After more digging and reading back over examples, actually the full savesetID isn't even required for the API.  I was playing around and realised it didn't care about any of the other values, then found an example where a user simply put in the IdTransaction column directly to the Id Parameter of the API object.

And it works fine, seems the API will accept several different forms for the Id Parameter, but it is pretty strict about the format if using a full savesetID string.  Still worth getting the question answered, if anyone knows regarding the shorter length IdChecksumLow...but if not, no biggy...I think I can just run it by using the IdTransaction parameter only, seems to be working sweet :)

Rob.Wilcox's picture

Glad you have it sorted, but as a coder-against-the-API you must be a STEP partner, right? So if you need to know the answers then there is a Symantec distribution list that you'll have acces to who should be able to help.

neil.doody-gl's picture

No, I'm not a step partner.  Just a mere freelancer with some knowledge in scripting / designing with c# :).

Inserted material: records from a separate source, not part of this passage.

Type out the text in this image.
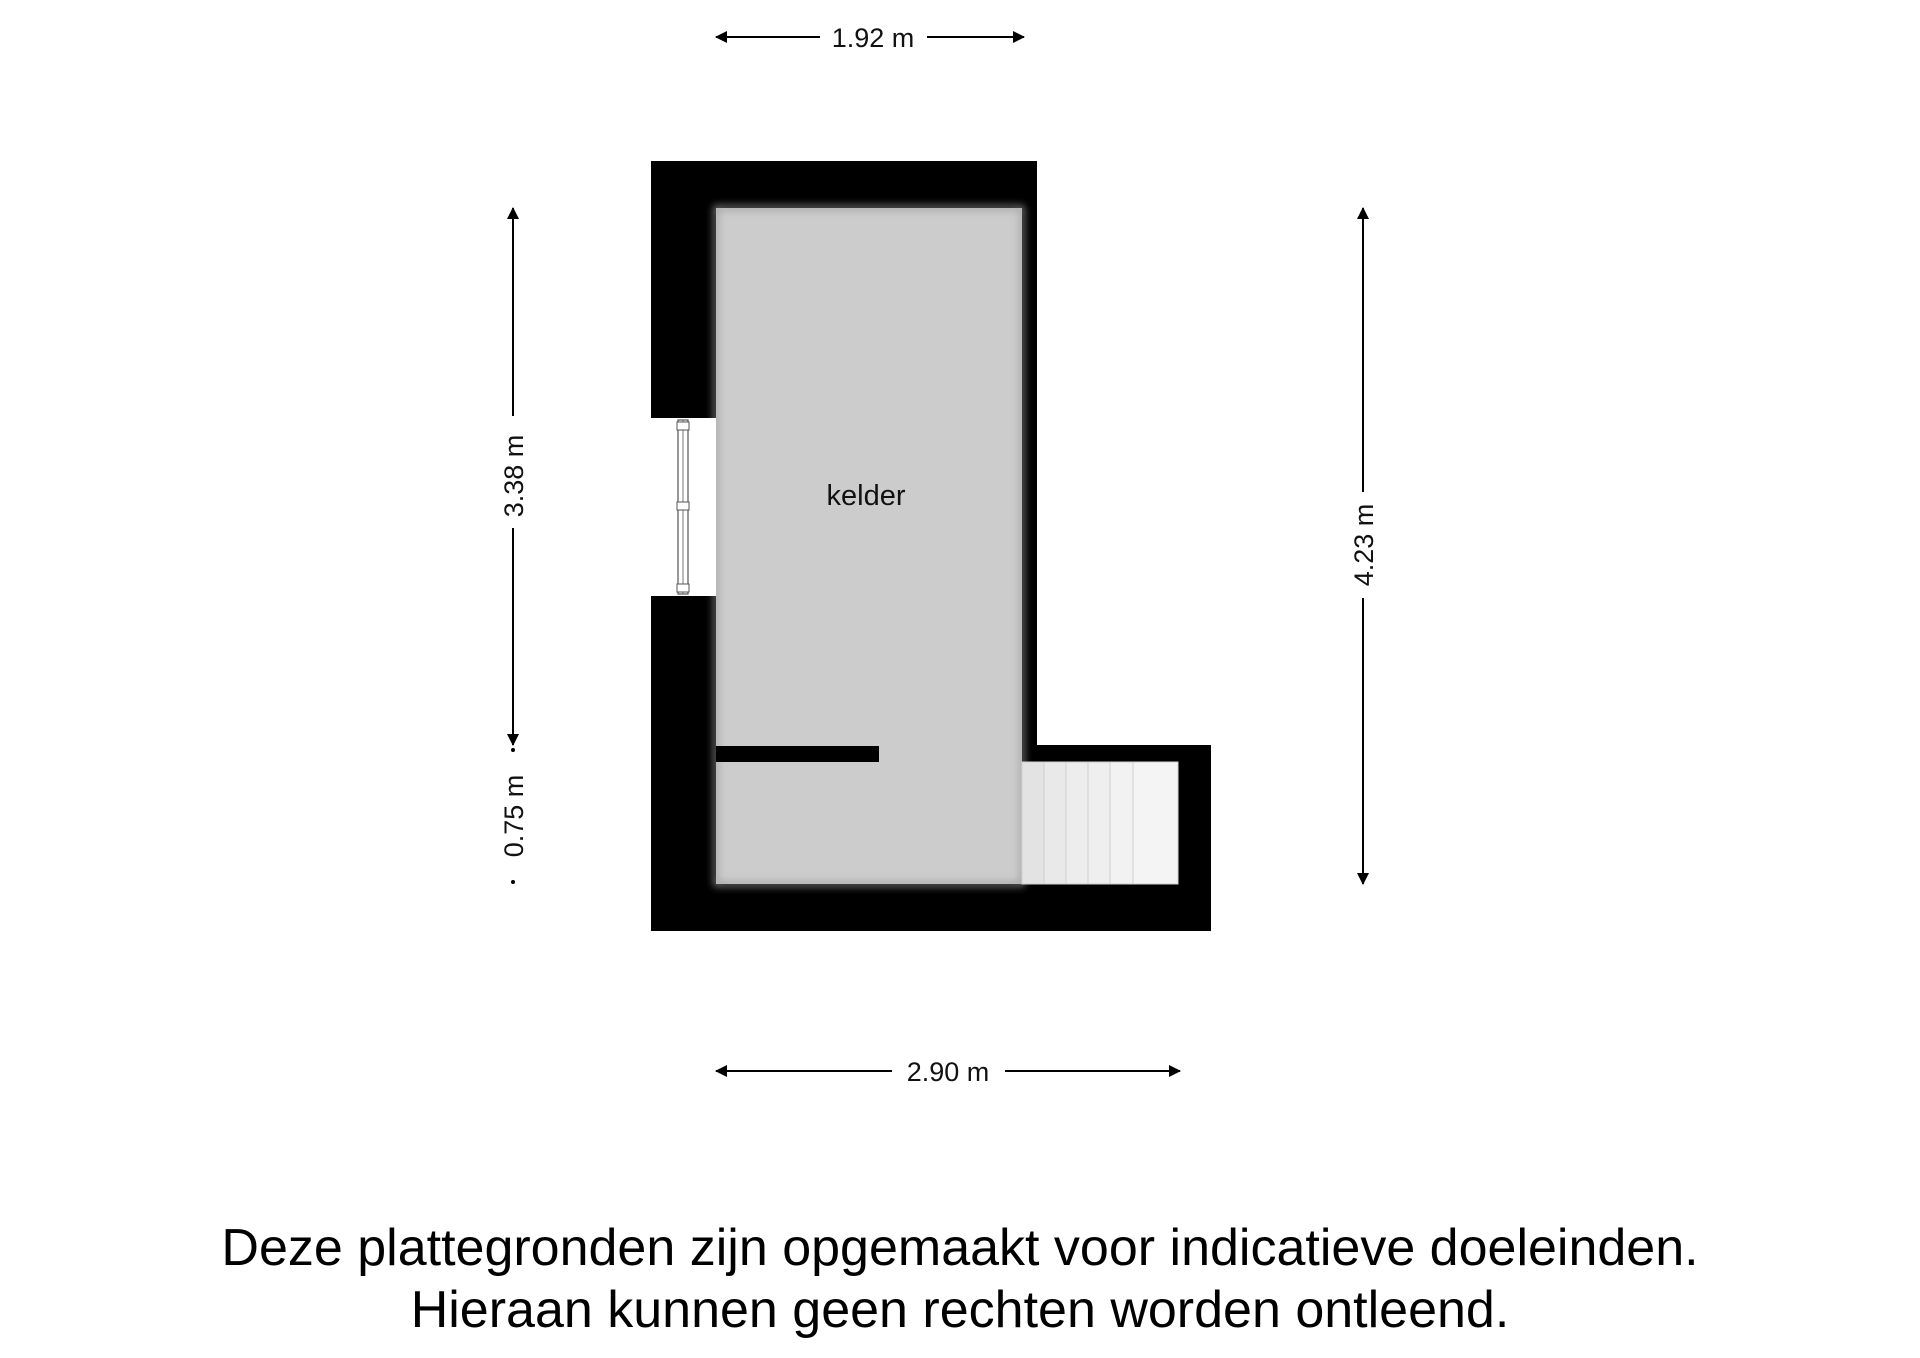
kelder
1.92 m
2.90 m
3.38 m
0.75 m
4.23 m
Deze plattegronden zijn opgemaakt voor indicatieve doeleinden.
Hieraan kunnen geen rechten worden ontleend.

This of course makes it incredibly difficult to use the API without the documentation you get when you become a partner.

 

Anyhow, my tool has been running for hours now sucking public folder content out of enterprise vault and reconstructing it into a 365 archive mailbox.  So mission accomplished from here.

As per the original request, I would like to know the answer still if anyone can share..but no biggy.  Just one of those things that will play on my mind :).

neil.doody-gl's picture

Okay, I've got the answer...if you use the API to retrieve an item using simply the IdTransaction then the API will give you back the Id constructed as a full savesetId.

I wasn't far off in my guess, because all it does when an IdChecksumLow is less than 8 characters long is it pads the left with extra zeros.  So a live example, if you have a 7 digit checksum low like 4931809...it becomes 04931809 when created into a savesetID.  So the following saveset Id :-

20131124931809~201311200642580000~Z~412E2B50115D664842A779C44E15D991

Would become :-

201311204931809~201311200642580000~Z~412E2B50115D664842A779C44E15D991

I also made a little mistake in my first algorithm, it is infact the IdDateTime used not the ArchivedDate.

Anyhow, case closed / problem solved.  Hopefully if anyone else ever searches for this same question, they might find a useful answer here :).